Pittston- David Allen Wheeler died suddenly on Friday, January 10, at his home in Pittston, Maine. He had just turned 67.
David was born on December 31, 1957, in Washington, D.C., to John Sidney Wheeler, Jr., and Gladys McNeely Alexander Wheeler. He was a younger brother to Michael, two years older. The family lived in Oxon Hill, Maryland, then rural, and he grew up exploring the surrounding woods, beginning his life-long love for the peace and quiet of nature. After graduating from Crossland Senior High School in Temple Hills, Maryland, in 1975, David started work as a builder, carpenter, and cabinetmaker. He was a born craftsman. Always certain he wanted to work with his hands, his work was a vocation and a defining characteristic.
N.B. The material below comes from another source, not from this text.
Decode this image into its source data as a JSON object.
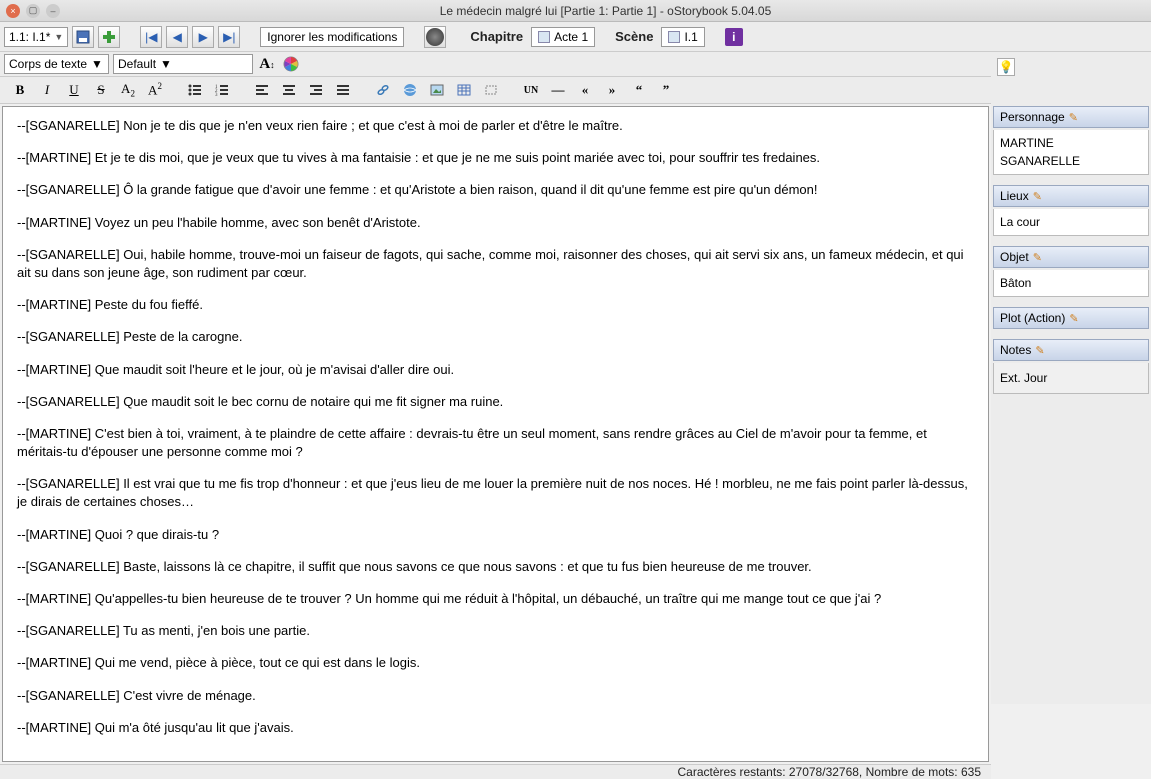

He and Julia Moore (now Abernethy) married in 1982 in Port Clyde, Maine, and the couple had three children over the next four years. They lived first in Tenants Harbor, Maine, where their daughter Anais was born. They subsequently moved to Alexandria, Virginia, where they had their son Morgan while David worked with his brother's architectural firm for a time. The family then settled in Bakerton, West Virginia, where their daughter Piper was born at home.
In 1989, David and family returned to Midcoast Maine, initially settling in Rockland. The move was motivated, at least in part, by David's desire to work on wooden boats, and his joinery and fine woodworking skills quickly won him a place in the industry. Over the next years, he worked in shipyards including Renaissance Yacht, Sample's Shipyard, and Hodgdon Yacht, and launched boats including Signe, Antonisa, and Scheherazade. His interest in wooden and historical boatbuilding continued throughout his life.
David quit drinking in 1992 and was involved in Alcoholics Anonymous throughout the midcoast through the '90s and early 2000s. He was a sponsor to many and ran AA meetings, including meetings at the jail, for a number of years. He marked and celebrated his AA anniversaries for at least 20 years and probably, privately, until the end of his life.
David was a devoted father to his three children and, for a time in the 1990s, to stepdaughter Penelope Johnson Dougherty, daughter of his second wife Elizabeth Dickerson. David raised his children to be passionate readers; to value education, hard work, and self-sufficiency; and to love beauty, art, and craftsmanship. He encouraged their dreams, took great pride in their talents, and never expected them to conform to others' ideas of success.
His partner, Rahina McWethy moved from Minnesota to Maine to live with him in 2014. They settled in Pittston in 2016, purchasing and improving a hunting camp. David loved this property and could be found walking with the couple's dog Django in the woods, when he wasn't cutting and stacking firewood, snowblowing, installing a solar array, etc.
David was enigmatic and iconoclastic, a man of contradictions. He was a voracious reader throughout his life and could (and would) opine on historical subjects, depending on what he was reading at the time but with particular attention to World War I and II, Russia and the Eastern Front, and the Roman Empire. He often finished a book a week, and in recent years had revisited Josephus and Gibbon's The Decline and Fall of the Roman Empire. For years, he was a known character at his local coffee shop (wherever that happened to be); a long-running ritual with his children and loved ones was to "get a treat" in the afternoon, sitting in the sunny window or chatting with the barista between mouthfuls of a pecan bar or chocolate chip cookie. He often played the contrarian and curmudgeon, but he was also someone that people opened up to easily. He collected stories when he visited the mechanic or bought something listed by a private seller, and he could be remarkably thoughtful and empathetic in person.
David was consistent and loyal to those he loved, staying in close touch with his parents, brother, and other family from afar. He liked to be needed, and he was most comfortable fixing things and helping with projects for his children and family.
We loved him deeply, and he is missed by: his partner Rahina McWethy of Pittston, Maine; daughter Anaïs Wheeler and her partner Robert Pycior of Rockland, Maine; son Morgan Wheeler and his partner Kacie Loparto of Washington, Maine; daughter Piper Wheeler, her partner Sean McHenry, and granddaughters Nadine and Margo Maloney of Oakland, California; and his brother Michael Wheeler, sister-in-law Becky Wheeler, and nephew Alex Wheeler, of Alexandria, Virginia. He was pre-deceased by his parents Gladys McNeely (Alexander) Killoran and John Sidney Wheeler, and is survived by their respective spouses William Killoran of Springfield, Virginia, and Sandra Shoemaker of Centreville, Virginia. He is also survived by many books and DVDs, and his 1987 Land Rover Santana.
In lieu of flowers, please consider donating to a program that supports young people learning traditional craft, such as The Apprentice Shop in Rockland (https://www.apprenticeshop.org/) for the Scholarship Tuition Program for Adult Boat Builders.
A celebration of life will be held at the Loudon Hill Center, 330 Water St., Hallowell, Maine, on Saturday, February 8th at 2 pm. A brief reception upstairs at Slate's in Hallowell (161-165 Water Street) will follow at 3:30 pm. All who knew David are welcome.